Bear in mind that these could be take-profit orders too, thus sellers closing their positions and taking profits.
With this in mind, you will now understand that the scales have potentially tipped in favour of the buyers now, thus creating a reversal.
How to Identify the Bullish Harami Pattern?
Now you know the theory of a harami formation, time to look at how to identify the formation.
We are looking for two candlesticks, 1 large-bodied selling candle and 1 small-bodied buying candle.
It’s a very simple candlestick pattern to find, this is what it looks like:
The wicks on the small-bodied candlestick must also be within the first candlestick.
Most people say it doesn’t matter, but based on my experience, I think it helps validate the trades better.

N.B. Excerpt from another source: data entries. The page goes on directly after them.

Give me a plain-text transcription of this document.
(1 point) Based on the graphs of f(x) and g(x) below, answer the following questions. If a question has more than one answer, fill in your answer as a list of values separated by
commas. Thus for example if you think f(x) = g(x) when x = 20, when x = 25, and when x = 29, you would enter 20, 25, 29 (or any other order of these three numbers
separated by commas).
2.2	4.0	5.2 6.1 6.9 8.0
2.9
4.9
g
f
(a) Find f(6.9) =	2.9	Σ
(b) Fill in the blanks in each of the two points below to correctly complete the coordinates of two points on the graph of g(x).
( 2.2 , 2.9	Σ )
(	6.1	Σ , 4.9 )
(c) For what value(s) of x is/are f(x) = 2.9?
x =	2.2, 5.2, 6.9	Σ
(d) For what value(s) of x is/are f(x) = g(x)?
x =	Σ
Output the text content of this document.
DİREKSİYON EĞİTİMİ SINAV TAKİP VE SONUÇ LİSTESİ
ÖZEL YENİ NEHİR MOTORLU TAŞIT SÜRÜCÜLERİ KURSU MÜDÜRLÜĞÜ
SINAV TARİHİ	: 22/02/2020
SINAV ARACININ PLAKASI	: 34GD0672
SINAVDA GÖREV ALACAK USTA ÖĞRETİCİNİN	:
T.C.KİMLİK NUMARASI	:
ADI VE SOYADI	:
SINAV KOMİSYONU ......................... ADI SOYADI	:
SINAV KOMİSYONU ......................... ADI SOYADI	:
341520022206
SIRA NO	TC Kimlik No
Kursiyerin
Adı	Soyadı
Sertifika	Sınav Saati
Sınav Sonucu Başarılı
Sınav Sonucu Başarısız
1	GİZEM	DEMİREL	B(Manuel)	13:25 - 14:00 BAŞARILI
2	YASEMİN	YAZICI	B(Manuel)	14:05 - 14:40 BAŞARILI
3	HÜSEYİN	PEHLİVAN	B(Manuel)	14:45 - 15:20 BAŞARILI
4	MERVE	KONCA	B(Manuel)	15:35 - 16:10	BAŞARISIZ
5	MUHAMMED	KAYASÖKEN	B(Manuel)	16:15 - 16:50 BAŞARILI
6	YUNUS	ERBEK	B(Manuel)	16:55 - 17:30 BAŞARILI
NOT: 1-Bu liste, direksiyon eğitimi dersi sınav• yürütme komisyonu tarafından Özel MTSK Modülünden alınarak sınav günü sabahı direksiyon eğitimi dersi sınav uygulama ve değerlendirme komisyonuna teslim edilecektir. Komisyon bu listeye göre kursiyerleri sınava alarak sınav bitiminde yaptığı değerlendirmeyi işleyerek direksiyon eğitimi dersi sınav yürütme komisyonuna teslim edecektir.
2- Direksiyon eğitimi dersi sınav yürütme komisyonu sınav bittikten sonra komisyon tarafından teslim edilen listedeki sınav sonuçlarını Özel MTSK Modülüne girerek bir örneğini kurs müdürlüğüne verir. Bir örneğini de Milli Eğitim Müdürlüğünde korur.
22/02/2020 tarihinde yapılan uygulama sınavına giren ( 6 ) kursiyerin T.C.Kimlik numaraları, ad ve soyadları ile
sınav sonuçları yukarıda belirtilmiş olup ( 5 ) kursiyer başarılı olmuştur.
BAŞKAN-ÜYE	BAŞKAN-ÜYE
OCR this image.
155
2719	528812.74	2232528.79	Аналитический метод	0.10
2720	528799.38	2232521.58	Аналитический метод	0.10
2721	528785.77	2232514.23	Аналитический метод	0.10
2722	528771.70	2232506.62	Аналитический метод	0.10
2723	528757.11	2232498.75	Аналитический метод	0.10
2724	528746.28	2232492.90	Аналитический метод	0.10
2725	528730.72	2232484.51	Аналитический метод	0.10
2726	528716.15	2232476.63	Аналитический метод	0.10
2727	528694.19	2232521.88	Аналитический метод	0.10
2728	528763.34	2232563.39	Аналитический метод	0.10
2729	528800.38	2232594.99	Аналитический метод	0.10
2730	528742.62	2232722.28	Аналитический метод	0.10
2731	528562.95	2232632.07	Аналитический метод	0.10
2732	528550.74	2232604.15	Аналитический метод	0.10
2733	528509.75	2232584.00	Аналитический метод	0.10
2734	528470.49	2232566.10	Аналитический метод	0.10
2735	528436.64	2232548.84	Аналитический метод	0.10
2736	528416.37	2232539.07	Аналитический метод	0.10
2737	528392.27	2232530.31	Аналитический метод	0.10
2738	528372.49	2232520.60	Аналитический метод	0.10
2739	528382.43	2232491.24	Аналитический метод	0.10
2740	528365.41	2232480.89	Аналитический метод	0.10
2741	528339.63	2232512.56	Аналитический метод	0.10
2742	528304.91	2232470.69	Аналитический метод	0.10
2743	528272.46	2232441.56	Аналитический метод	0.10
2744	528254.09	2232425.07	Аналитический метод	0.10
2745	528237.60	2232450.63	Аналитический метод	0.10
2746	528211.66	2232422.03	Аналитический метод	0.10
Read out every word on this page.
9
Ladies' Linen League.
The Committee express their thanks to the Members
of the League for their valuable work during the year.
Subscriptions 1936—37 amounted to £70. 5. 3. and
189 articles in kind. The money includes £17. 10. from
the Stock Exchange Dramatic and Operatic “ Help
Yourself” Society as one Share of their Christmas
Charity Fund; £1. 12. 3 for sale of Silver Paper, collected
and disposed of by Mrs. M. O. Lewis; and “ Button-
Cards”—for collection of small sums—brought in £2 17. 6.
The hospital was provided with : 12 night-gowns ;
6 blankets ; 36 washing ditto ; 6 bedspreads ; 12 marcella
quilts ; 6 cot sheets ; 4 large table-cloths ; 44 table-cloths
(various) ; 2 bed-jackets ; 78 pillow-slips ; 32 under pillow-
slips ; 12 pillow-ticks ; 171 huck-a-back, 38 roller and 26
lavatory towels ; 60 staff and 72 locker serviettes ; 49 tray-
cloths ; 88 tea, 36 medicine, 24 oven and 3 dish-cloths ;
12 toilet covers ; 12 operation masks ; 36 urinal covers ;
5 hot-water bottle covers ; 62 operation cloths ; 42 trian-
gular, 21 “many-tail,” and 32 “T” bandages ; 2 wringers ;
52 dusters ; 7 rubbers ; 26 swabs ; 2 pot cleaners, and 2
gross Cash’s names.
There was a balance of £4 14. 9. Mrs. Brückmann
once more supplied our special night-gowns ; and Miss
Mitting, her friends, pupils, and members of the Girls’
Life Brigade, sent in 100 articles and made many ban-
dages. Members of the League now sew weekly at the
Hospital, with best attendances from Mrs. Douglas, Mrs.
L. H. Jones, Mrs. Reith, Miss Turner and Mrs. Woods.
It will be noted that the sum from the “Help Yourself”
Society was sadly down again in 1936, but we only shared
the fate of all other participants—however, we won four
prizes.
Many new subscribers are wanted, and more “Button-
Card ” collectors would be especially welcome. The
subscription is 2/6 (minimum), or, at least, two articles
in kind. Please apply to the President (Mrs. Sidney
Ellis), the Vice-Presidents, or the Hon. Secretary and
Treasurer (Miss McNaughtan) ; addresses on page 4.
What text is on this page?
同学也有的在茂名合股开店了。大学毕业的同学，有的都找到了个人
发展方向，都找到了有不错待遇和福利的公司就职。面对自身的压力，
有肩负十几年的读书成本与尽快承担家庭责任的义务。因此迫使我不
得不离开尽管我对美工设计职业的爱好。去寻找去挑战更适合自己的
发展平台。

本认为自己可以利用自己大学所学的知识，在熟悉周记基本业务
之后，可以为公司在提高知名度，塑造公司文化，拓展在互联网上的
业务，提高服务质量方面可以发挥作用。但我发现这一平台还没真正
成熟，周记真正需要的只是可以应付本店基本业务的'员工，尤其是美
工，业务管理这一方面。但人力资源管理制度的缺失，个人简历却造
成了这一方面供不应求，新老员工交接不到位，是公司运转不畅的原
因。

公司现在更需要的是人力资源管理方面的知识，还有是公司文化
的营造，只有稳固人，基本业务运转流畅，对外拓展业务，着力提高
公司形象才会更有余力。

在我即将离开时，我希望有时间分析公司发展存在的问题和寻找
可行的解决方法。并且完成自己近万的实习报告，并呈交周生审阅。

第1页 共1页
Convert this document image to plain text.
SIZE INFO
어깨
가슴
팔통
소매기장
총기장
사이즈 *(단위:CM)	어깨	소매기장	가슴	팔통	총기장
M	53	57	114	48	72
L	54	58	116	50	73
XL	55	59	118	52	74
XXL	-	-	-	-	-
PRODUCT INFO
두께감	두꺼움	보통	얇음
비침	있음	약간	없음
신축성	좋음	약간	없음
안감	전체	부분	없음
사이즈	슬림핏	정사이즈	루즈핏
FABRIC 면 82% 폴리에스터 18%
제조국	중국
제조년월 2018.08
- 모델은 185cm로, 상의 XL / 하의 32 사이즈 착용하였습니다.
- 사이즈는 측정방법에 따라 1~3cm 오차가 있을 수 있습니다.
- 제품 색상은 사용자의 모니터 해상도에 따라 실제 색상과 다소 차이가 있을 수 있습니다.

The above example is what you’d expect to see in most markets, but if you are trading forex, there is a slight difference.
Instead of the second candlestick is completely within the first, you will find that it is more often matching the close of the first candlestick only.
That’s all there is to finding these patterns and correctly identifying them.
Now it’s time to learn how to trade one.
How to Trade a Bullish Harami Pattern?
Trading these patterns are super easy. You should be able to pick up these patterns and able to practice with them immediately as there is not much for you to analyse, to be honest.
That is why they are great for traders new to this and I highly recommend every trader be on the lookout for them on their chart scans.
I’ve simplified the process, so let’s get stuck in:
Step 1: Identify the Bullish Harami Pattern
Firstly, we have to uncover what type of trend we are in:
Downtrend or an uptrend.
If we are in a downtrend, then we are looking for a reversal pattern.
If we are in an uptrend, then we are looking for a continuation pattern.
In this example, we are using a downtrend to emphasise the bullish reversal pattern.
We look to identify the pattern by finding the 1 large-bodied candlestick and 1 small-bodied candlestick that is within the open, high, low, close of the first candlestick pattern, like so:
As you can see, this is an ideal setup for the trade.
Step 2: Prepare The Trade
I like using pending orders, so it’s the way I teach these setups.
If you prefer to enter at the market, then you can do so after the pattern has formed.
However, I prefer the market to confirm the direct so I set up a pending order like so:
Market Entry: Above the large-bodied candlestick’s high (usually 2-3 pips higher).
Stop Loss Order: 2-3 pips lower than the large-bodied candlestick’s low.
Take Profit Order: Nearest logical market structure, or resistance level.
This gives you a good chance to enter with the market momentum and push higher, as well as avoid a potential false or weak signal generated.
Because if the price doesn’t hit our entry-level, we don’t enter and therefore we don’t risk our capital, so we can move on with another trade.
Step 3: Execute
With the trade executed after the bullish harami candle pattern, there is not much more you need to do apart from managing the risk.
As an example:
You can use a trailing stop loss to lock in profit along the way.
As you can see in the example, the market entered our position above the high and continued to rally further.
This trade hit our take profit which was set at the resistance level based on the market structure on the left.
The pattern generated 23 pips, which isn’t bad, especially considering the risk outlay.
So there we have it:
I have shown you how to trade the bullish harami pattern.
You should have seen how the pattern forms, and you should now understand why this pattern forms.
Next, you should know how to find it, and how to trade it.
Finally, I have shown you how to execute the trade.
So there you have it, you now know how to trade a bullish harami pattern.